Cour administrative d'appel de Toulouse — Décision N° CAA31-25TL01648

mercredi 12 novembre 2025

JuridictionCour administrative d'appel de Toulouse
SectionCour administrative d'appel de Toulouse
N° DossierCAA31-25TL01648
TypeOrdonnance
Recoursexcès de pouvoir
PublicationD
FormationJuge des référés
Avocat requérantSCP VPNG AVOCATS ASSOCIES

Texte intégral

Vu la procédure suivante :

Procédure contentieuse antérieure :

Mme B... A... a saisi le tribunal administratif de Montpellier d’une demande tendant à l’annulation de la décision du centre hospitalier de Béziers du 9 juillet 2024 portant refus de placement en disponibilités de droit à compter du 4 juillet 2021 et à la mise à la charge de cet établissement de la somme de 2 000 euros au titre de l’article L. 761-1 du code de justice administrative.
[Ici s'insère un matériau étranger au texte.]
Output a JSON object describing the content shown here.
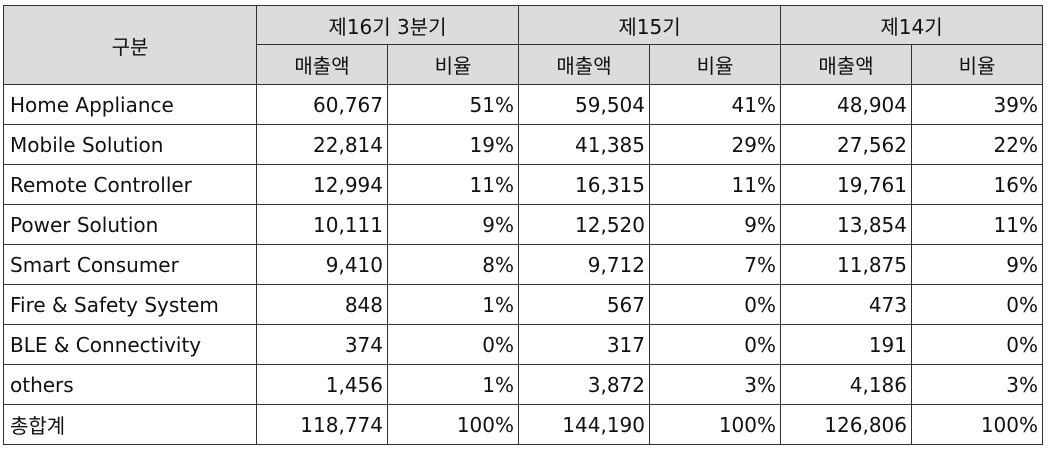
{
  "table": {
    "corner_label": "구분",
    "period_headers": [
      "제16기 3분기",
      "제15기",
      "제14기"
    ],
    "sub_headers": [
      "매출액",
      "비율",
      "매출액",
      "비율",
      "매출액",
      "비율"
    ],
    "rows": [
      {
        "label": "Home Appliance",
        "cells": [
          "60,767",
          "51%",
          "59,504",
          "41%",
          "48,904",
          "39%"
        ]
      },
      {
        "label": "Mobile Solution",
        "cells": [
          "22,814",
          "19%",
          "41,385",
          "29%",
          "27,562",
          "22%"
        ]
      },
      {
        "label": "Remote Controller",
        "cells": [
          "12,994",
          "11%",
          "16,315",
          "11%",
          "19,761",
          "16%"
        ]
      },
      {
        "label": "Power Solution",
        "cells": [
          "10,111",
          "9%",
          "12,520",
          "9%",
          "13,854",
          "11%"
        ]
      },
      {
        "label": "Smart Consumer",
        "cells": [
          "9,410",
          "8%",
          "9,712",
          "7%",
          "11,875",
          "9%"
        ]
      },
      {
        "label": "Fire & Safety System",
        "cells": [
          "848",
          "1%",
          "567",
          "0%",
          "473",
          "0%"
        ]
      },
      {
        "label": "BLE & Connectivity",
        "cells": [
          "374",
          "0%",
          "317",
          "0%",
          "191",
          "0%"
        ]
      },
      {
        "label": "others",
        "cells": [
          "1,456",
          "1%",
          "3,872",
          "3%",
          "4,186",
          "3%"
        ]
      },
      {
        "label": "총합계",
        "cells": [
          "118,774",
          "100%",
          "144,190",
          "100%",
          "126,806",
          "100%"
        ]
      }
    ]
  }
}
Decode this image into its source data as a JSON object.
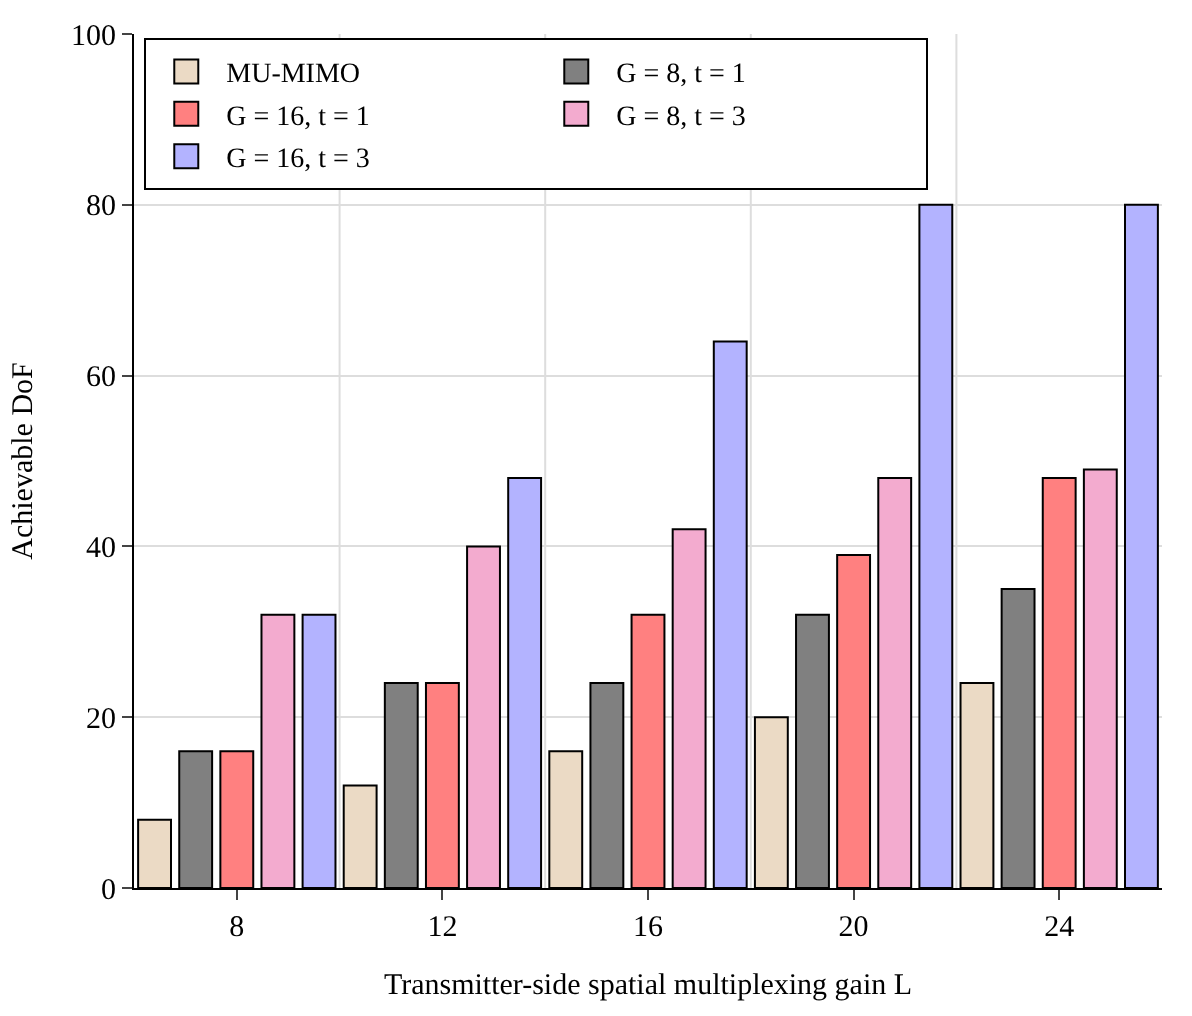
{
  "chart_data": {
    "type": "bar",
    "xlabel": "Transmitter-side spatial multiplexing gain L",
    "ylabel": "Achievable DoF",
    "categories": [
      "8",
      "12",
      "16",
      "20",
      "24"
    ],
    "series": [
      {
        "name": "MU-MIMO",
        "color": "#ebdac5",
        "values": [
          8,
          12,
          16,
          20,
          24
        ]
      },
      {
        "name": "G = 8, t = 1",
        "color": "#808080",
        "values": [
          16,
          24,
          24,
          32,
          35
        ]
      },
      {
        "name": "G = 16, t = 1",
        "color": "#ff8080",
        "values": [
          16,
          24,
          32,
          39,
          48
        ]
      },
      {
        "name": "G = 8, t = 3",
        "color": "#f3abcf",
        "values": [
          32,
          40,
          42,
          48,
          49
        ]
      },
      {
        "name": "G = 16, t = 3",
        "color": "#b3b3ff",
        "values": [
          32,
          48,
          64,
          80,
          80
        ]
      }
    ],
    "ylim": [
      0,
      100
    ],
    "yticks": [
      0,
      20,
      40,
      60,
      80,
      100
    ],
    "grid": true,
    "legend": "top"
  }
}
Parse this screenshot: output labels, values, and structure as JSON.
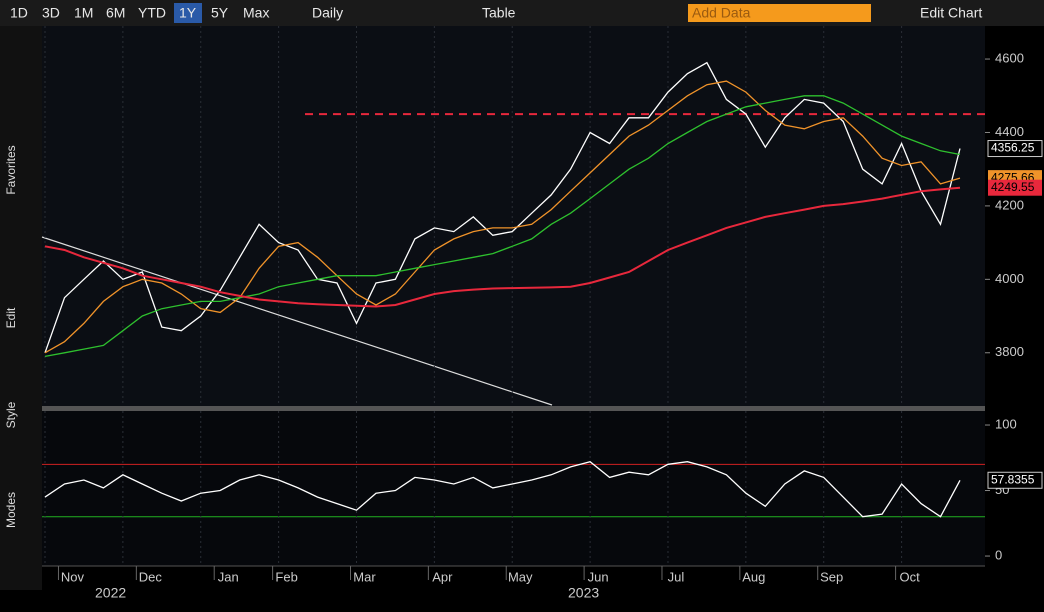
{
  "toolbar": {
    "periods": [
      "1D",
      "3D",
      "1M",
      "6M",
      "YTD",
      "1Y",
      "5Y",
      "Max"
    ],
    "active_period": "1Y",
    "frequency": "Daily",
    "table": "Table",
    "add_data": "Add Data",
    "edit_chart": "Edit Chart"
  },
  "sidebar": {
    "sections": [
      "Favorites",
      "Edit",
      "Style",
      "Modes"
    ]
  },
  "chart_data": [
    {
      "type": "line",
      "categories": [
        null,
        "Nov",
        null,
        null,
        null,
        "Dec",
        null,
        null,
        null,
        "Jan",
        null,
        null,
        "Feb",
        null,
        null,
        null,
        "Mar",
        null,
        null,
        null,
        "Apr",
        null,
        null,
        null,
        "May",
        null,
        null,
        null,
        "Jun",
        null,
        null,
        null,
        "Jul",
        null,
        null,
        null,
        "Aug",
        null,
        null,
        null,
        "Sep",
        null,
        null,
        null,
        "Oct",
        null,
        null,
        null
      ],
      "year_labels": [
        "2022",
        "2023"
      ],
      "series": [
        {
          "color": "#ffffff",
          "values": [
            3800,
            3950,
            4000,
            4050,
            4000,
            4020,
            3870,
            3860,
            3900,
            3970,
            4060,
            4150,
            4100,
            4080,
            4000,
            3990,
            3880,
            3990,
            4000,
            4110,
            4140,
            4130,
            4170,
            4120,
            4130,
            4180,
            4230,
            4300,
            4400,
            4370,
            4440,
            4440,
            4510,
            4560,
            4590,
            4490,
            4450,
            4360,
            4440,
            4490,
            4480,
            4430,
            4300,
            4260,
            4370,
            4240,
            4150,
            4356.25
          ]
        },
        {
          "color": "#f0932a",
          "values": [
            3800,
            3830,
            3880,
            3940,
            3980,
            4000,
            3990,
            3960,
            3920,
            3910,
            3950,
            4030,
            4090,
            4100,
            4060,
            4010,
            3960,
            3930,
            3960,
            4020,
            4080,
            4110,
            4130,
            4140,
            4140,
            4150,
            4190,
            4240,
            4290,
            4340,
            4390,
            4420,
            4460,
            4500,
            4530,
            4540,
            4510,
            4460,
            4420,
            4410,
            4430,
            4440,
            4390,
            4330,
            4310,
            4320,
            4260,
            4275.66
          ]
        },
        {
          "color": "#2ec02e",
          "values": [
            3790,
            3800,
            3810,
            3820,
            3860,
            3900,
            3920,
            3930,
            3940,
            3940,
            3950,
            3960,
            3980,
            3990,
            4000,
            4010,
            4010,
            4010,
            4020,
            4030,
            4040,
            4050,
            4060,
            4070,
            4090,
            4110,
            4150,
            4180,
            4220,
            4260,
            4300,
            4330,
            4370,
            4400,
            4430,
            4450,
            4470,
            4480,
            4490,
            4500,
            4500,
            4480,
            4450,
            4420,
            4390,
            4370,
            4350,
            4340
          ]
        },
        {
          "color": "#e8283c",
          "values": [
            4090,
            4080,
            4060,
            4045,
            4030,
            4010,
            4000,
            3990,
            3980,
            3965,
            3955,
            3945,
            3940,
            3935,
            3932,
            3930,
            3928,
            3926,
            3930,
            3945,
            3960,
            3968,
            3972,
            3975,
            3976,
            3977,
            3978,
            3980,
            3990,
            4005,
            4020,
            4050,
            4080,
            4100,
            4120,
            4140,
            4155,
            4170,
            4180,
            4190,
            4200,
            4205,
            4212,
            4220,
            4230,
            4240,
            4245,
            4249.55
          ]
        }
      ],
      "reference_line": {
        "value": 4450,
        "color": "#e8283c"
      },
      "ylim": [
        3655,
        4690
      ],
      "yticks": [
        3800,
        4000,
        4200,
        4400,
        4600
      ]
    },
    {
      "type": "line",
      "series": [
        {
          "color": "#ffffff",
          "values": [
            45,
            55,
            58,
            52,
            62,
            55,
            48,
            42,
            48,
            50,
            58,
            62,
            58,
            52,
            45,
            40,
            35,
            48,
            50,
            60,
            58,
            55,
            60,
            52,
            55,
            58,
            62,
            68,
            72,
            60,
            64,
            62,
            70,
            72,
            68,
            62,
            48,
            38,
            55,
            65,
            60,
            45,
            30,
            32,
            55,
            40,
            30,
            57.8355
          ]
        }
      ],
      "levels": [
        {
          "value": 70,
          "color": "#d02020"
        },
        {
          "value": 30,
          "color": "#20b020"
        }
      ],
      "ylim": [
        -7.6,
        110.7
      ],
      "yticks": [
        0,
        50,
        100
      ]
    }
  ]
}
Par une ordonnance n° 2404506 du 5 juin 2025, le président de la 2ème chambre du tribunal administratif de Montpellier a donné acte à Mme A... de son désistement pur et simple de sa demande.

Procédure devant la cour :

Par une requête, enregistrée le 4 août 2025 sous le n° 25TL01648, Mme A..., représentée par Me Dhérot, demande à la cour :

1°) d’annuler cette ordonnance du 5 juin 2025 en ce qu’elle a omis de statuer sur la demande présentée sur le fondement de l’article L. 761-1 du code de justice administrative ;

2°) de mettre à la charge du centre hospitalier de Béziers la somme de 1 883 euros sur le fondement de l'article L. 761-1 du code de justice administrative, ainsi que les dépens, fixés à la somme de 13 euros au titre des droits de plaidoirie, dus en application des dispositions des articles
L. 652-6, R. 652-26, R. 652-27 et R. 652-28 du code de la sécurité sociale ;
3°) de mettre à la charge du centre hospitalier de Béziers la somme de 1 500 euros en application des dispositions de l’article L. 761-1 du Code de justice administrative.

Elle soutient que :
- elle a déclaré se désister de ses conclusions d'annulation mais a expressément maintenu sa demande formée au titre de l'article L. 761-1 du code de justice administrative ; en considérant qu'il s'agissait d'un désistement pur et simple de sa demande, le tribunal a dénaturé ses conclusions et a omis de statuer sur la demande de mise à la charge du centre hospitalier de Béziers de la somme de 1 883 euros au titre des frais irrépétibles sur le fondement de l’article L. 761-1 du code de justice administrative ;
- le centre hospitalier de Béziers doit être considéré comme la partie perdante puisque cette partie a été contrainte de retirer la décision contestée la veille de l’audience devant le juge des référés ;
- les dépens sont également dus, fixés à la somme de 13 euros au titre des droits de plaidoirie, dus en application des dispositions des articles L. 652-6, R. 652-26, R. 652-27 et R.652-28 du code de la sécurité sociale.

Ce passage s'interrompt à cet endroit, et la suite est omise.